Port Fourchon is Louisiana’s southernmost port, located on the southern tip of Lafourche Parish, on the Gulf of Mexico. The seaport plays an extremely important role in the United States petroleum industry, with most traffic from offshore Gulf oil platforms and drilling rings passing through here. The Louisiana Offshore Oil Port pipeline is also located here. Port Fourchon currently services over 90% of the Gulf of Mexico’s deepwater oil production. Also in harms way are the more than 600 oil platforms within a 40-mile radius of Port Fourchon. All in, this port and surround area is responsible for about 16-18% of the entire United States’ oil supply.
The storm is moving north and west, bringing the worst side, the east side, over New Orleans this afternoon. Extremely heavy rain, destructive winds, and storm surge flooding will continue to impact the state today.Dozens of tornadoes are also likely, especially along and to the east side of Ida’s track.

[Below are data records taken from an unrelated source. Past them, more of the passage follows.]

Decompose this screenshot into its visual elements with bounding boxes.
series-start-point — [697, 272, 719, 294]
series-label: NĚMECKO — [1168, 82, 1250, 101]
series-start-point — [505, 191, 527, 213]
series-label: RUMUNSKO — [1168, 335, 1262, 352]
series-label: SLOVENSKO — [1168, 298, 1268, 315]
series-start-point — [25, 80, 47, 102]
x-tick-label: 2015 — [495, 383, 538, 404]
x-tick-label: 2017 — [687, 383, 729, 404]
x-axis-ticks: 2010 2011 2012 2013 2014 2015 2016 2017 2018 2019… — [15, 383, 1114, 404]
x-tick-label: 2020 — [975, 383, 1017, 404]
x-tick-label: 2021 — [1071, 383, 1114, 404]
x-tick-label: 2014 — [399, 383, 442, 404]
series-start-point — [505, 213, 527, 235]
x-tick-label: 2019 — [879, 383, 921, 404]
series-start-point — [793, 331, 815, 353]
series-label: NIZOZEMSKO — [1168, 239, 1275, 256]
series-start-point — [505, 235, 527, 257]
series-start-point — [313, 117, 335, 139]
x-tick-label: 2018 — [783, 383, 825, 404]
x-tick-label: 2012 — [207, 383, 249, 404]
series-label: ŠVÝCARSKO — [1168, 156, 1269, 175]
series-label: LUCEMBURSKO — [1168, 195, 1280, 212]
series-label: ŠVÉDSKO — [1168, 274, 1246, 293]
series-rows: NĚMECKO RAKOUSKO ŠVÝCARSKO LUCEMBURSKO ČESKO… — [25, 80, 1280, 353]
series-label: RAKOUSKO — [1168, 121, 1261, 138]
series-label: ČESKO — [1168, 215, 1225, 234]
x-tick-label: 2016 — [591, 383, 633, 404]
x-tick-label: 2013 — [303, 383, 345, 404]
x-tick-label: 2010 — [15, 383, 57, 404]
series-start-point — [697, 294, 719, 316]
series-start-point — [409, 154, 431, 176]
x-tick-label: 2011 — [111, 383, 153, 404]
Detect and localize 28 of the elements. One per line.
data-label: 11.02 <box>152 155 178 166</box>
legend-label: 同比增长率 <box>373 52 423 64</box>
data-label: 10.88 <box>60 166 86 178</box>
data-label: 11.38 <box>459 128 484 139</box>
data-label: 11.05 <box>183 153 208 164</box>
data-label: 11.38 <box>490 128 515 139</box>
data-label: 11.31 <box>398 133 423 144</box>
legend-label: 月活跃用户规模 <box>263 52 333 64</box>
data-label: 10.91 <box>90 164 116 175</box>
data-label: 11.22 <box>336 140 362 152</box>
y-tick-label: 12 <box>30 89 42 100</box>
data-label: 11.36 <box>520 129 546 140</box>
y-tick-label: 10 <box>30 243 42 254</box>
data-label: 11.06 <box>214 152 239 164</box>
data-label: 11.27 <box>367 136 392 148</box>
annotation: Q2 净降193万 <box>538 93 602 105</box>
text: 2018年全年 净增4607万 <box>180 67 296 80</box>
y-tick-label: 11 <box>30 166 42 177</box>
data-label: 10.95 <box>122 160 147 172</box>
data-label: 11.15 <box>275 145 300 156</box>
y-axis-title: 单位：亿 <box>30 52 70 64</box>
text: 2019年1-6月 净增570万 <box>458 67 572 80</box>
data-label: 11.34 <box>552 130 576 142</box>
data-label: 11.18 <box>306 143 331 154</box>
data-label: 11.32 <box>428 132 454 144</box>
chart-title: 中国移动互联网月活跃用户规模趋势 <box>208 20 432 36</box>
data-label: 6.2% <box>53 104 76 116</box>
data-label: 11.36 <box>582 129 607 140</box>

With time, the remnants of this impressive hurricane will spread north and east, impacting areas recently hit hard by massive flooding, such as Tennessee and New Jersey. By tomorrow morning, the storm should exit Louisiana into southwestern Mississippi. From there, Ida is forecast to weaken to a tropical depression and impact northwestern Alabama by Tuesday morning and central Tennessee by Tuesday afternoon. By Wednesday morning, Ida’s center should be near the West Virginia / Kentucky border; by Thursday morning, it should be right on top of the New York City metro area. While Ida will dramatically lose much of its punch today as it moves inland, it will still have the potential to drop copious amounts of rain in its path. This rain will likely lead to widespread flash and river flooding.